Kini, hanya 100 permohonan paspor online yang akan dilayani oleh satu kantor imigrasi setiap harinya. Jadi, semua pemohon yang sudah mengajukan permohonan paspor online harus datang sepagi mungkin ke kantor imigrasi agar bisa dilayani pada hari yang sama. Jika kuota sudah lewat, tak peduli walau waktu masih menunjukan pukul sepuluh atau bahkan sembilan pagi, pemohon harus mengirimkan ulang permohonan paspor online dan datang kembali esok hari.

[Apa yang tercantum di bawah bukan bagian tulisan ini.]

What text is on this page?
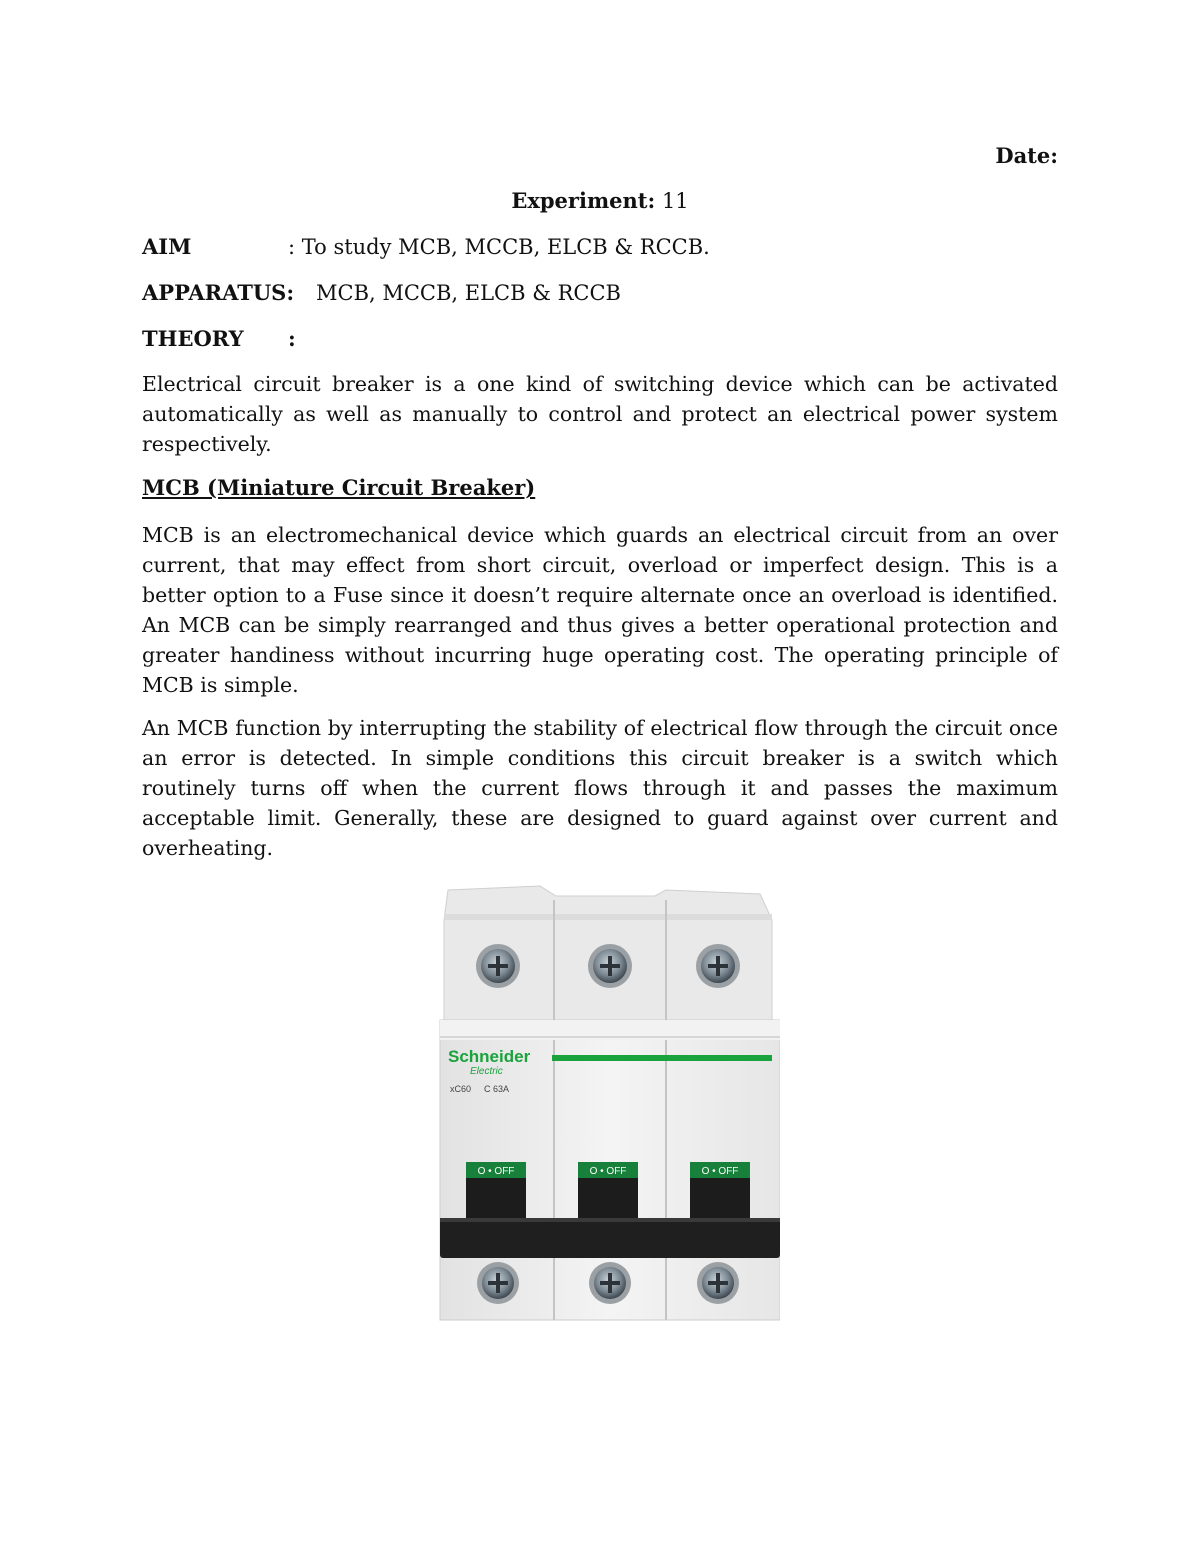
Date:
Experiment: 11
AIM	: To study MCB, MCCB, ELCB & RCCB.
APPARATUS: MCB, MCCB, ELCB & RCCB
THEORY :

Electrical circuit breaker is a one kind of switching device which can be activated automatically as well as manually to control and protect an electrical power system respectively.

MCB (Miniature Circuit Breaker)

MCB is an electromechanical device which guards an electrical circuit from an over current, that may effect from short circuit, overload or imperfect design. This is a better option to a Fuse since it doesn’t require alternate once an overload is identified. An MCB can be simply rearranged and thus gives a better operational protection and greater handiness without incurring huge operating cost. The operating principle of MCB is simple.

An MCB function by interrupting the stability of electrical flow through the circuit once an error is detected. In simple conditions this circuit breaker is a switch which routinely turns off when the current flows through it and passes the maximum acceptable limit. Generally, these are designed to guard against over current and overheating.

Schneider
Electric
xC60 C 63A
O • OFF	O • OFF	O • OFF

Hal yang paling mengecewakan dari kebijakan ini adalah, pada "tanda terima pra permohonan" hanya tertera keterangan diminta hadir pada jam 08.00 s/d 11.00. Tidak ada keterangan sama sekali bahwa hanya 100 pemohon pertama yang akan dilayani.
Suatu terobosan yang bisa "lebih melayani" (kualitas) pastinya akan menghadapi situasi "melayani lebih" (kuantitas) ketika makin dikenal luas oleh masyarakat. Apalagi jika terobosan tersebut memberikan dampak yang cukup signifikan. Tapi, ketika terobosan tersebut sudah dikenal luas, apakah tak ada solusi lain yang bisa ditawarkan selain mengurangi kualitas?
Kebijakan pembatasan kuota yang dipilih seakan menyirami rumput yang mulai kering. Bagai kembali memberi celah kepada para calo untuk "melayani" pemohon yang akhirnya nyerah setelah lelah berebut nomor antrian. *Eh, kog jadinya seperti mengarahkan warga untuk memilih jalur konvensional yah? Hmmm..
Seratus, meski bukan jumlah yang sedikit, namun tidak bisa dikatakan banyak. Total warga DKI menurut sensus 2010 saja ada 9.607.787 jiwa *sumber: wikipedia.org. Entah berapa pemohon yang mengajukan permohonan paspor online setiap harinya. Tadi ketika daftar ulang untuk tiga nama pada jam 11an, dalam 30 menit, selisih nomor tanda terima pertama dan ketiga adalah 27.
Berikut ini apa yang terlintas di kepala gue ketika "ditolak" oleh petugas imigrasi Jakarta Barat karena kuota habis.
Kog jadi ribet gini yah?Ada tambahan lain?!
100 orang per hari, kudu rebutan nomor antrian tiap pagi kah?
Kembali lagi ke masa 'bikin paspor itu ribet dan repot'. Terkesan seperti mengkampanyekan pen-calo-an ga seh?!